Namun, terkait hal ini, Direktur Institut Kajian Persemakmuran Universitas London, Philip Murphy dalam media The Conversation edisi 7 Maret 2021 menjelaskan bahwa terlepas tidak lagi mengakui raja atau ratu Inggris sebagai kepala negara mereka, para anggota Persemakmuran tetap bersatu karena lembaga ini melebihi kesetiaan terhadap monarki. Lembaga ini berlandaskan solidaritas antaranggotanya.
“Dalam hal Persemakmuran, keberadaan perhimpunan ini memberi akses komunikasi, kerja sama, dan pendanaan antara negara-negara anggotanya. Terutama kemitraan anggota yang berperekonomian maju dengan yang masih berkembang. Terjadi pula pertukaran nilai dan perluasan perspektif terkait nilai-nilai demokrasi dan hak asasi manusia,” ujarnya.
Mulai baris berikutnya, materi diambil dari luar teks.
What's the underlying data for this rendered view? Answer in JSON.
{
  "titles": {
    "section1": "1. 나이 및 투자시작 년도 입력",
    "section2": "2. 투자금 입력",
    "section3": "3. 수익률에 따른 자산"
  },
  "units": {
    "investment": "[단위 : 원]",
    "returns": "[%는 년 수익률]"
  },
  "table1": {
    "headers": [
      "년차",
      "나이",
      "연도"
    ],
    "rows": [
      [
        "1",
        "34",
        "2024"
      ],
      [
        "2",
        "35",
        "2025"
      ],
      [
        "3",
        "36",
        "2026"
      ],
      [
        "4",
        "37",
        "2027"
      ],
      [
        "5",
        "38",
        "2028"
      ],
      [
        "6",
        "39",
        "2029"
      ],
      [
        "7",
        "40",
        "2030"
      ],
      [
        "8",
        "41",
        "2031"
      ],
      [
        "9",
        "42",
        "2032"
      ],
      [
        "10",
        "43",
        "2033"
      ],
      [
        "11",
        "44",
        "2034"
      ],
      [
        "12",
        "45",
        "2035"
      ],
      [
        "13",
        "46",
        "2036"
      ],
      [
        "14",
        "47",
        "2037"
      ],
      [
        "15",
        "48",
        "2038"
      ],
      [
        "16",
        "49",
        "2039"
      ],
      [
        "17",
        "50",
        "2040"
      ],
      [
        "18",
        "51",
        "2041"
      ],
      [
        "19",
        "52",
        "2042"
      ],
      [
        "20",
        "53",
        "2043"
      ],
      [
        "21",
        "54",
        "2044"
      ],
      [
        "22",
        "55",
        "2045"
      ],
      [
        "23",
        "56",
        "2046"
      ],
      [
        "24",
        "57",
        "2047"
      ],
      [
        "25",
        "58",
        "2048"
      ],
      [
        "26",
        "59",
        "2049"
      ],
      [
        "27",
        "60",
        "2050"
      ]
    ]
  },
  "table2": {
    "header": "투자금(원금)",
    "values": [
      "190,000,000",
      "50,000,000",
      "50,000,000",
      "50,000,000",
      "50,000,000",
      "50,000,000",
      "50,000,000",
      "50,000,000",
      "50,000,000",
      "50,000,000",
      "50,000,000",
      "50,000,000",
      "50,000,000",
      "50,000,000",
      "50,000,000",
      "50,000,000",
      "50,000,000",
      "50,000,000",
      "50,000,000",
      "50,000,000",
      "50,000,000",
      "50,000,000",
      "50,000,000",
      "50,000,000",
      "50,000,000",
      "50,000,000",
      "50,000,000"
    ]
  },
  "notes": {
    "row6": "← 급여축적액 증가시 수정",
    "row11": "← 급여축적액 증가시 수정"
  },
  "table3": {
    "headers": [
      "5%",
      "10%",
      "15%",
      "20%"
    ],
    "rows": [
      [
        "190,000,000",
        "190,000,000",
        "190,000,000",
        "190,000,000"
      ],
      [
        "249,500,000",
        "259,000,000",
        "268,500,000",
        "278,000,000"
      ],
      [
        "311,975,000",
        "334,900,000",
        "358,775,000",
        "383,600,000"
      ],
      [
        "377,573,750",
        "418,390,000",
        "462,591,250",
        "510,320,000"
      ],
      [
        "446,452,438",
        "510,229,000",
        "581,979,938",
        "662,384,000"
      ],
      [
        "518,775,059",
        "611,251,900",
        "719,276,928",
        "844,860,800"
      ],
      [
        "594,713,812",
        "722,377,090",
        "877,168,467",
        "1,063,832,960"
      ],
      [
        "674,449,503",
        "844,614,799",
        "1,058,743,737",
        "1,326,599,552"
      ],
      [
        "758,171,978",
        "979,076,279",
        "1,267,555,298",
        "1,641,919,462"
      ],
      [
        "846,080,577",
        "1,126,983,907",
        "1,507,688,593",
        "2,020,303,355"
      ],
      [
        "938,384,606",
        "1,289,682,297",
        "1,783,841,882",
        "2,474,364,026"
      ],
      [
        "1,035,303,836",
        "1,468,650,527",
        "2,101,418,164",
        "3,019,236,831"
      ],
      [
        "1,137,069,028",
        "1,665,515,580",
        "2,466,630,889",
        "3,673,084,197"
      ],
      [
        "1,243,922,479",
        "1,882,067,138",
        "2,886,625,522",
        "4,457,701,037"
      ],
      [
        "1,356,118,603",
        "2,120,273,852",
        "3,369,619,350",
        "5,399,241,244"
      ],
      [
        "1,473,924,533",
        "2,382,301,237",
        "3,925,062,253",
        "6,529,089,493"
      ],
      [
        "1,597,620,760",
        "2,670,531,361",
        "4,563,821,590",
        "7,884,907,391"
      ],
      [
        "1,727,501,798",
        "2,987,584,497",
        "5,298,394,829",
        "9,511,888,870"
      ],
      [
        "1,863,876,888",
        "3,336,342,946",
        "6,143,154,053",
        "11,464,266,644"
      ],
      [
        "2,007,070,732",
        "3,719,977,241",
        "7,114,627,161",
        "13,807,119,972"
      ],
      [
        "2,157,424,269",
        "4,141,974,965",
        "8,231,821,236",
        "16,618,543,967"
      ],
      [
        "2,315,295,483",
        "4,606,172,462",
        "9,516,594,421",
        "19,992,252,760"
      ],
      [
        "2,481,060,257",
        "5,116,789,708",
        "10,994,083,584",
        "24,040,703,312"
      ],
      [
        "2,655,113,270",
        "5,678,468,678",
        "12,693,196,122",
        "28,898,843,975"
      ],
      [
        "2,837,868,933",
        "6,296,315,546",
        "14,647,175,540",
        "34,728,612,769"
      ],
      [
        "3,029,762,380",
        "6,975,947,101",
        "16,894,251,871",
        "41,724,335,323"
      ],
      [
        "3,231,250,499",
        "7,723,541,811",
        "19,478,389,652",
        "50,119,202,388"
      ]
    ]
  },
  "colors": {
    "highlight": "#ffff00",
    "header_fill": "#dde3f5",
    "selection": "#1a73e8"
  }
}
Dari sisi keberlanjutan monarki, jajak pendapat YouGov pada Juni 2022 menunjukkan bahwa 62 persen responden menginginkan agar monarki terus berlanjut. Alasannya karena tanpa Kerajaan Britania Raya tidak akan ada persatuan. Inggris, Skotlandia, Wales, dan Irlandia Utara akan pecah menjadi republik masing-masing.
Toh, keluarga kerajaan tidak memiliki kekuasaan politik. Keberadaan mereka, dilihat dari peran Ratu Elizabeth selama 70 tahun, adalah menjadi penyatu rakyat Inggris Raya. Terlepas dari latar belakang ekonomi, sosial, ras, dan agama, mereka semua setidaknya segan terhadap ratu. Akan tetapi, keseganan ini akan teruji di masa Charles III. Semua tergantung kemampuan dia menampilkan kewibawaan seperti mendiang ibunya.